It has been a while since I last updated as I have lately been much more caught up with things in the other side of my life: scientific research. I have not stopped cooking though, just few less experiments recently, lol. A couple of weeks ago, the rhubarb plants in our garden were getting so huge that husband harvested a good chunk of them and with strawberries stocked, I decided to make a rhubarb strawberry jam.
4 cups of fresh rhubarb stocks, chopped into small chunks
2 cups of cleaned strawberries (you can adjust the ratio depending on what you have at hand or your preference)
1 tbsp of lemon juice
1 – 3 cups of sugar (depending on how sweet you like your jam, I don’t like it too sweet, so I had even gone for 1/2 a cup)
2 packets of Gelatin (or Pectin whichever you can find, tune the amount to your liking)

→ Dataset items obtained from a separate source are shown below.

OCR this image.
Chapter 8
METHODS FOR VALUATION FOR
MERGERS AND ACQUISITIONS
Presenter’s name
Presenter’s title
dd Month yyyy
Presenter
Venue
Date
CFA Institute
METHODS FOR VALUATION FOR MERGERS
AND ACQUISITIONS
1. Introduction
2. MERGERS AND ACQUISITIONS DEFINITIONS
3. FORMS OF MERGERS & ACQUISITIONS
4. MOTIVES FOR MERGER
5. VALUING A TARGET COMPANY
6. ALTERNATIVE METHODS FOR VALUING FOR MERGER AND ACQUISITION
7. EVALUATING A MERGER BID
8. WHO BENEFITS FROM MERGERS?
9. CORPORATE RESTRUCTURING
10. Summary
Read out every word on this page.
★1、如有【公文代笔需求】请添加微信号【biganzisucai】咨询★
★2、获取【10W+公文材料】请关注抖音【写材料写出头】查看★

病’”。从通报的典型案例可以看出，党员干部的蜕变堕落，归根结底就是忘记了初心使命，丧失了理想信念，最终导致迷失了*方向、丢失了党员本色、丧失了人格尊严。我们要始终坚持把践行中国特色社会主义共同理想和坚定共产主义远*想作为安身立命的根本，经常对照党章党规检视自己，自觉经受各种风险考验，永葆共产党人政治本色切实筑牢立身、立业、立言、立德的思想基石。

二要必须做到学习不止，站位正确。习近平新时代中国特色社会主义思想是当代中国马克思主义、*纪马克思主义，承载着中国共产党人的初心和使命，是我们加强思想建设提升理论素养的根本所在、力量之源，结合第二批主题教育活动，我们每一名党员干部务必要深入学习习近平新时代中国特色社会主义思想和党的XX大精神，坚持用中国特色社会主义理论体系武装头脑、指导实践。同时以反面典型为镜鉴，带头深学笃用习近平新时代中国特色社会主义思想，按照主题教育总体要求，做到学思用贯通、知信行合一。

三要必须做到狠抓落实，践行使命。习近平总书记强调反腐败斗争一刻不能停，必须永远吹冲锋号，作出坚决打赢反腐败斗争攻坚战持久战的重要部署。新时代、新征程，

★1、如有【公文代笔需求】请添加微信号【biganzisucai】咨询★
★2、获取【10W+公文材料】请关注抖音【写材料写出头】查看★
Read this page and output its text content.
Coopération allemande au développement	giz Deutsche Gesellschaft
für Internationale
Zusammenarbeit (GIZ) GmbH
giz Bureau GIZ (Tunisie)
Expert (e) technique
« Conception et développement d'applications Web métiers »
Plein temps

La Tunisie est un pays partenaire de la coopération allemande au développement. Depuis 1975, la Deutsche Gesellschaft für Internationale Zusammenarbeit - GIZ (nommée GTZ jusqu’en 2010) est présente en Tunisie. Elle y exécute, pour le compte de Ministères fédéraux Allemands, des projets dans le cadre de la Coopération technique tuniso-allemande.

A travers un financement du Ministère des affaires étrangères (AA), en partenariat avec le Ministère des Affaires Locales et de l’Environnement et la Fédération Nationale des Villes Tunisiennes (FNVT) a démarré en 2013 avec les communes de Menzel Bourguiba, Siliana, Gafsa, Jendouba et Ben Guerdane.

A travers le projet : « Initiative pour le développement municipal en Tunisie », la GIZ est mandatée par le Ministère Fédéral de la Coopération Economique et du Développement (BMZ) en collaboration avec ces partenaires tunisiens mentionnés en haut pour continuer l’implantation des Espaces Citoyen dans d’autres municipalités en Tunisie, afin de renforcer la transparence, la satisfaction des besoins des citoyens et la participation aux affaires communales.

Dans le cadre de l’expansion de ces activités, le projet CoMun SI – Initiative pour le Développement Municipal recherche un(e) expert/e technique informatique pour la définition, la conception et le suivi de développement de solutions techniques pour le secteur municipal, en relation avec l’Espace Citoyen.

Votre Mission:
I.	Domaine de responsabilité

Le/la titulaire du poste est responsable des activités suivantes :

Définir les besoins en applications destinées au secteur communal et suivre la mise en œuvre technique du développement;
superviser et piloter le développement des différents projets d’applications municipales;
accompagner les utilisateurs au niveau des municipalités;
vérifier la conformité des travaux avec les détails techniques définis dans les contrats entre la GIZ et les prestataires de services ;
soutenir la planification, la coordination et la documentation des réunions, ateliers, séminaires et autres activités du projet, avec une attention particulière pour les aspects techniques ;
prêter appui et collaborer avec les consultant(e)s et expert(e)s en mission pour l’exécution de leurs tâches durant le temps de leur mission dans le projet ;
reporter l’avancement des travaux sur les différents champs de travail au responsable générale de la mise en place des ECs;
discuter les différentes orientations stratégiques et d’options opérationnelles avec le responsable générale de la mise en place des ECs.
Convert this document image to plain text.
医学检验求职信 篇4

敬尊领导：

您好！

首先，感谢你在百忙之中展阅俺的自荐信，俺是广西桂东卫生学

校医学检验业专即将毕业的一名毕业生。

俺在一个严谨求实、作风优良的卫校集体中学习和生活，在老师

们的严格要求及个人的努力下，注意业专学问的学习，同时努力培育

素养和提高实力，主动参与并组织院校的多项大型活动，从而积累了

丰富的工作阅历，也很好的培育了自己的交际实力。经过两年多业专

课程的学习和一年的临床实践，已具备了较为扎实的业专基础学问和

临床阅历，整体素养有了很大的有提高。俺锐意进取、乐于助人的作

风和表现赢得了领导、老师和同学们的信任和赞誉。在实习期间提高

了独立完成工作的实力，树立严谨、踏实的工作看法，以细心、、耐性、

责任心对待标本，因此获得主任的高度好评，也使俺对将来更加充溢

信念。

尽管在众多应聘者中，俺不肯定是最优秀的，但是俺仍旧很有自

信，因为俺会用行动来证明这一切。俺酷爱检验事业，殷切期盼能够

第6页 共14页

In a large pot, throw in the chunks of rhubarb stock first. In medium high heat, cook for about 8 minute, until it turns mushy. Add the strawberries and cook for 2 minutes. To break down the mixture, use a handheld mixer and submerge into the mixture for about 1 minute or until everything presents a smooth blended consistency. Add the lemon juice and stir to mix well. Add the gelatin or pectin and be sure to mix very well so as to avoid creating lumps later on due to uneven distribution of thickening agent. Cook for another 5 minutes. Add all the sugar and mix well. Turn off the heat and can the jam immediately. Make sure you use cans and lids that have been sterilized properly – for example, submerge them in boiled water in a deep pot and continue to heat for 20 min or so. Let the jam sit in the cans in fridge for at least a day before serving.
The jam should be stored in the fridge for longer shelf life, it will probably be very good for about 4-6 weeks. If using more sugar or acidic substance, ie lemon juice, it can be enjoyed longer and vice versa.
The jam is SOOOOOO good on toasts, or mixed in with plain yogurt, and it tastes so refreshing and cooling during the hot summer days!